Gilbretti lanzó una jabalina y un juramento siciliano contra él. Hachasangrienta eludió los efectos de ambos y arrojó su hacha. Esta se hundió en el pecho de Gilbretti, y Hachasangrienta se lanzó a tierra y corrió por su preciado tesoro, con una maza de pedernal en la mano, antes de que los demás se recuperasen de su sorpresa. Tras él fueron Joe Miller y otros treinta hombres. Las mujeres lanzaban flechas y las artilleras su último proyectil contra los asesinos. Dio justamente en el blanco, cayendo entre las filas traseras de los gilbrettianos, que estaban muy agrupados. Hubo cuarenta bajas entre muertos, heridos y conmocionados.

En setenta segundos, el magnate belga y el turco habían muerto, las cabezas aplastadas por el hacha de Joe, y los otros habían muerto también o habían intentado huir.

Ninguno logró escapar. Los milicianos vieron llegada su oportunidad de vengarse y alancearon o aplastaron a garrotazos a las mayoría de ellos.
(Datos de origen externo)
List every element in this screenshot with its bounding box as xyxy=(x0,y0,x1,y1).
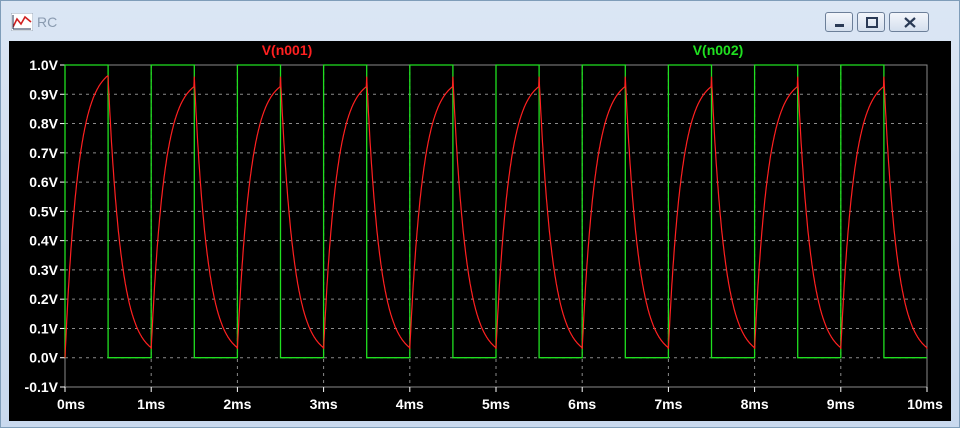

A los diez que sobrevivieron les ataron en tierra con brazos y piernas extendidos y les clavaron astillas de bambú ardiendo. Sam Clemens soportó los chillidos todo lo que pudo. No quería hacerse impopular acabando con la fiesta y procuraba ignorar el espectáculo. Lothar von Richthofen dijo que desde luego comprendía el deseo de torturar de los que habían sido torturados, pero que no soportaría aquella barbaridad ni un momento más. Se llegó al torturado más próximo y le hizo callar para siempre de un golpe de hacha. Luego ordenó que matasen inmediatamente a los demás. Erik Hachasangrienta podría haberse opuesto a aquella orden, pues consideraba adecuado torturar un poco a los enemigos para enseñarles y dar a los otros una lección. Pero había quedado conmocionado por una piedra de la explosión del cohete y estaba fuera de escena.

Los milicianos obedecieron a regañadientes, aunque a su modo. Arrojaron a los nueve supervivientes al Río, donde el fuego de las astillas se apagó, pero no el dolor que

producían. Algunos aguantaron varios minutos antes de ahogarse. Lo cual resultaba extraño porque podían haber acabado con los dolores de la agonía matándose, pues sabían que volverían a la vida completos y sanos poco después. Pero era tal el poder de su instinto de supervivencia que pugnaban por mantener a flote su cabeza el mayor tiempo posible.